I got a pretty decent spreadsheet that allowed me to eliminate one or two models and a handful of years.
.
And, I did nothing to keep it honest. Whatever it provided, I accepted without question. That was not because I automatically believed it, but because it was a way to narrow the potential field quickly and without a LOT of building and rebuilding a spreadsheet. The obvious non-starters were eliminated, and my hands on research started.
.
Beyond that, I do not trust the results of any AI engine.

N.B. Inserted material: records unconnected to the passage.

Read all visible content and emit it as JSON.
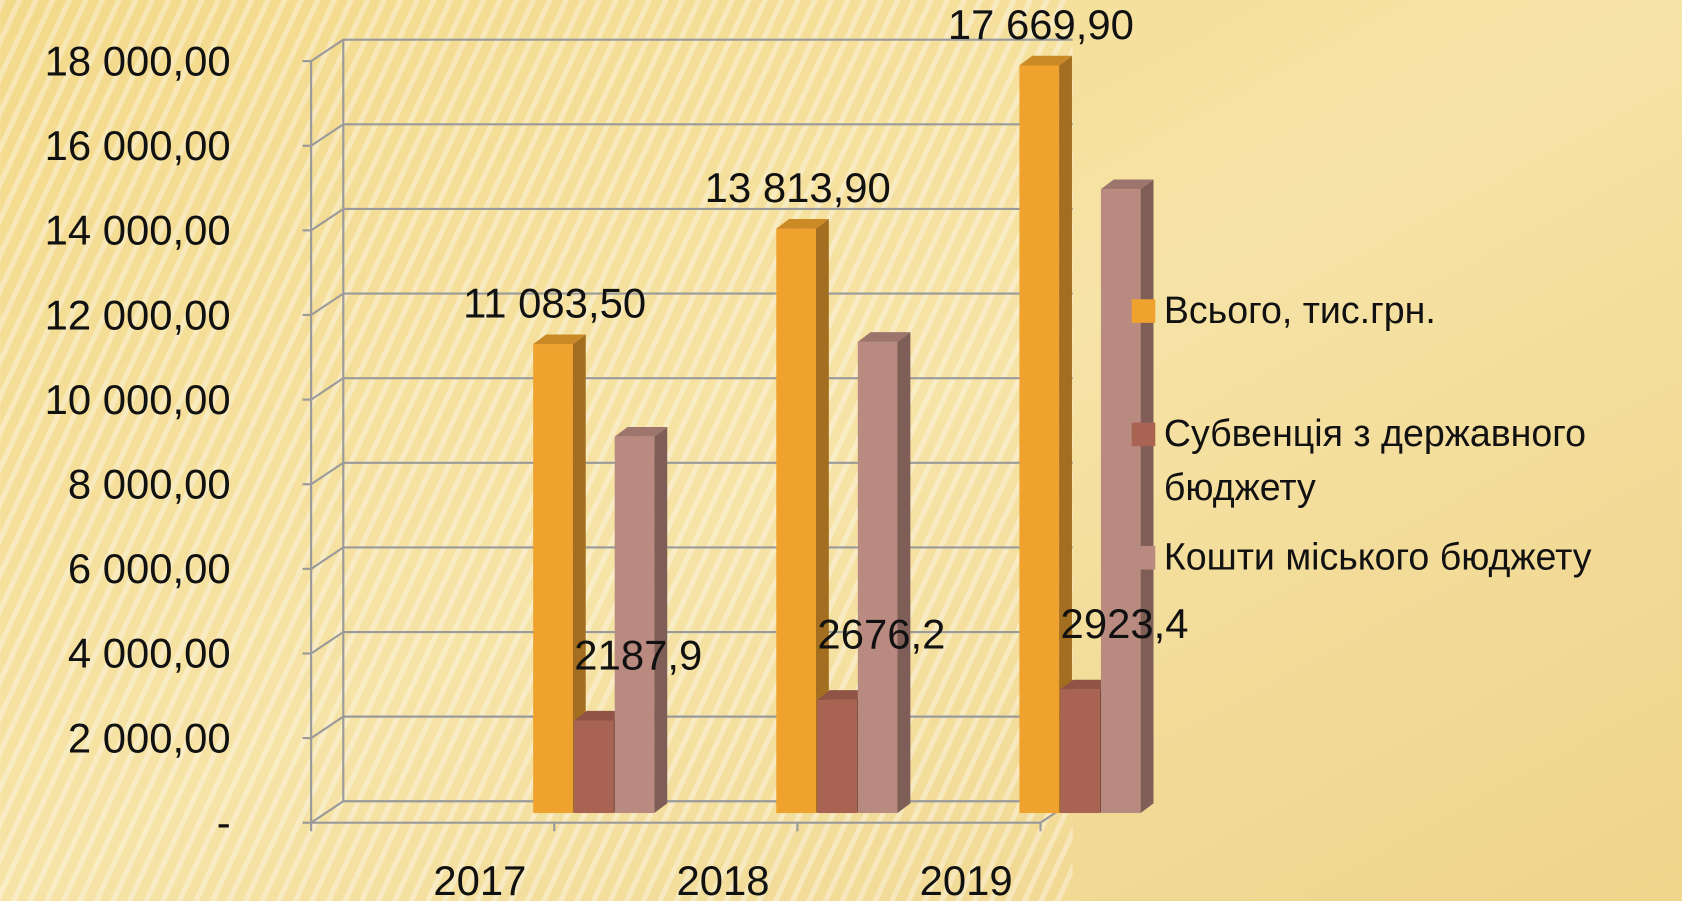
{
  "chart_data": {
    "type": "bar3d",
    "categories": [
      "2017",
      "2018",
      "2019"
    ],
    "series": [
      {
        "name": "Всього, тис.грн.",
        "color": "#f0a22e",
        "values": [
          11083.5,
          13813.9,
          17669.9
        ],
        "value_labels": [
          "11 083,50",
          "13 813,90",
          "17 669,90"
        ]
      },
      {
        "name": "Субвенція з державного бюджету",
        "color": "#a86352",
        "values": [
          2187.9,
          2676.2,
          2923.4
        ],
        "value_labels": [
          "2187,9",
          "2676,2",
          "2923,4"
        ]
      },
      {
        "name": "Кошти міського бюджету",
        "color": "#b98a80",
        "values": [
          8895.6,
          11137.7,
          14746.5
        ]
      }
    ],
    "ylim": [
      0,
      18000
    ],
    "yticks": [
      {
        "value": 0,
        "label": "-"
      },
      {
        "value": 2000,
        "label": "2 000,00"
      },
      {
        "value": 4000,
        "label": "4 000,00"
      },
      {
        "value": 6000,
        "label": "6 000,00"
      },
      {
        "value": 8000,
        "label": "8 000,00"
      },
      {
        "value": 10000,
        "label": "10 000,00"
      },
      {
        "value": 12000,
        "label": "12 000,00"
      },
      {
        "value": 14000,
        "label": "14 000,00"
      },
      {
        "value": 16000,
        "label": "16 000,00"
      },
      {
        "value": 18000,
        "label": "18 000,00"
      }
    ],
    "grid": true,
    "legend": "right"
  }
}
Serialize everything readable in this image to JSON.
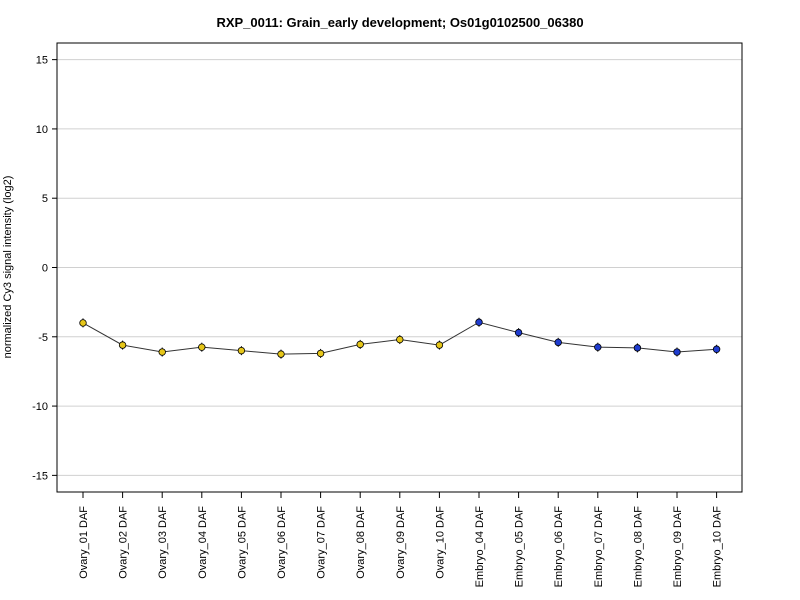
{
  "chart_data": {
    "type": "line",
    "title": "RXP_0011: Grain_early development; Os01g0102500_06380",
    "xlabel": "",
    "ylabel": "normalized Cy3 signal intensity (log2)",
    "ylim": [
      -16.2,
      16.2
    ],
    "yticks": [
      -15,
      -10,
      -5,
      0,
      5,
      10,
      15
    ],
    "grid": true,
    "categories": [
      "Ovary_01 DAF",
      "Ovary_02 DAF",
      "Ovary_03 DAF",
      "Ovary_04 DAF",
      "Ovary_05 DAF",
      "Ovary_06 DAF",
      "Ovary_07 DAF",
      "Ovary_08 DAF",
      "Ovary_09 DAF",
      "Ovary_10 DAF",
      "Embryo_04 DAF",
      "Embryo_05 DAF",
      "Embryo_06 DAF",
      "Embryo_07 DAF",
      "Embryo_08 DAF",
      "Embryo_09 DAF",
      "Embryo_10 DAF"
    ],
    "values": [
      -4.0,
      -5.6,
      -6.1,
      -5.75,
      -6.0,
      -6.25,
      -6.2,
      -5.55,
      -5.2,
      -5.6,
      -3.95,
      -4.7,
      -5.4,
      -5.75,
      -5.8,
      -6.1,
      -5.9
    ],
    "point_colors": [
      "#e6c619",
      "#e6c619",
      "#e6c619",
      "#e6c619",
      "#e6c619",
      "#e6c619",
      "#e6c619",
      "#e6c619",
      "#e6c619",
      "#e6c619",
      "#1f3ccf",
      "#1f3ccf",
      "#1f3ccf",
      "#1f3ccf",
      "#1f3ccf",
      "#1f3ccf",
      "#1f3ccf"
    ],
    "line_color": "#333333",
    "grid_color": "#d0d0d0"
  }
}
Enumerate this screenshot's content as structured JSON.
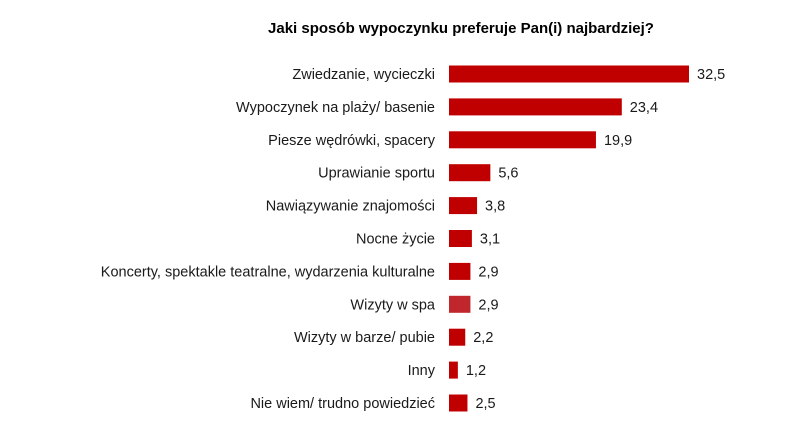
{
  "chart_data": {
    "type": "bar",
    "orientation": "horizontal",
    "title": "Jaki sposób wypoczynku preferuje Pan(i) najbardziej?",
    "xlabel": "",
    "ylabel": "",
    "grid": false,
    "xlim": [
      0,
      32.5
    ],
    "categories": [
      "Zwiedzanie, wycieczki",
      "Wypoczynek na plaży/ basenie",
      "Piesze wędrówki, spacery",
      "Uprawianie sportu",
      "Nawiązywanie znajomości",
      "Nocne życie",
      "Koncerty, spektakle teatralne, wydarzenia kulturalne",
      "Wizyty w spa",
      "Wizyty w barze/ pubie",
      "Inny",
      "Nie wiem/ trudno powiedzieć"
    ],
    "values": [
      32.5,
      23.4,
      19.9,
      5.6,
      3.8,
      3.1,
      2.9,
      2.9,
      2.2,
      1.2,
      2.5
    ],
    "value_labels": [
      "32,5",
      "23,4",
      "19,9",
      "5,6",
      "3,8",
      "3,1",
      "2,9",
      "2,9",
      "2,2",
      "1,2",
      "2,5"
    ],
    "bar_color": "#c00000",
    "highlight_color": "#c0272d"
  }
}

The co I work for is an MS shop, so I use Copilot for work stuff. I don’t write a ton of code, but recently I’ve had to write some calls to a REST API. When I got to a part I haven’t done before, like create and execute a REST Put using formdata, I asked it for examples. I reviewed the code to ensure I understood it, and then added it to my script, with customization. It was more helpful than combing stackexchange for examples, and I was able to ask it questions to clarify certain elements.
.
The co is bringing on Salesforce implementation as a service we offer. Several of us were asked to get platform admin certified. The exam is deliberately difficult, though no indication you have any idea what you’re doing as an admin. We had a week of training, plus online test prep exams. While both of those were helpful, the prep exam questions were drawn from a large, but limited set. I inadvertently memorized the questions and answers. When it came to the actual exam, the questions were different enough that I couldn’t determine the correct answers, and I didn’t pass.
.
I scheduled a retake and spent the next two weeks having Copilot quiz me. That was immensely helpful. The questions and answers weren’t repetitive. I could ask for clarification or a deeper dive into why a particular answer was or wasn’t correct. I had it build study guides for me. As for keeping it honest, I reviewed every question and answer, even the ones it marked as correct. It regularly screwed up the number of correct answers available. For example, if the question was choose 3 correct answers, it might actually have 2 or 4 correct answers from the possible choices. A few times it was flat-out wrong. Fortunately, those were questions where I actually knew the answers, or had an idea it was wrong, and I pushed back on them.
.
After reviewing the results and having it recalculate the score, it often did a poor job of counting the correct answers. It seemed to want to just add a point for every question I had it review. One time, I caught it adding a point for a question it already marked as correct, and another for a question I was asking for clarification on.
.
Creating a good prompt is work, and takes time. Even with a good prompt, the actual response can be inconsistent. It did a fairly good job on consistency with the questions, but the scoring and explanation section was all over the map. Every time, I got a different format. It did work though. I passed the retake.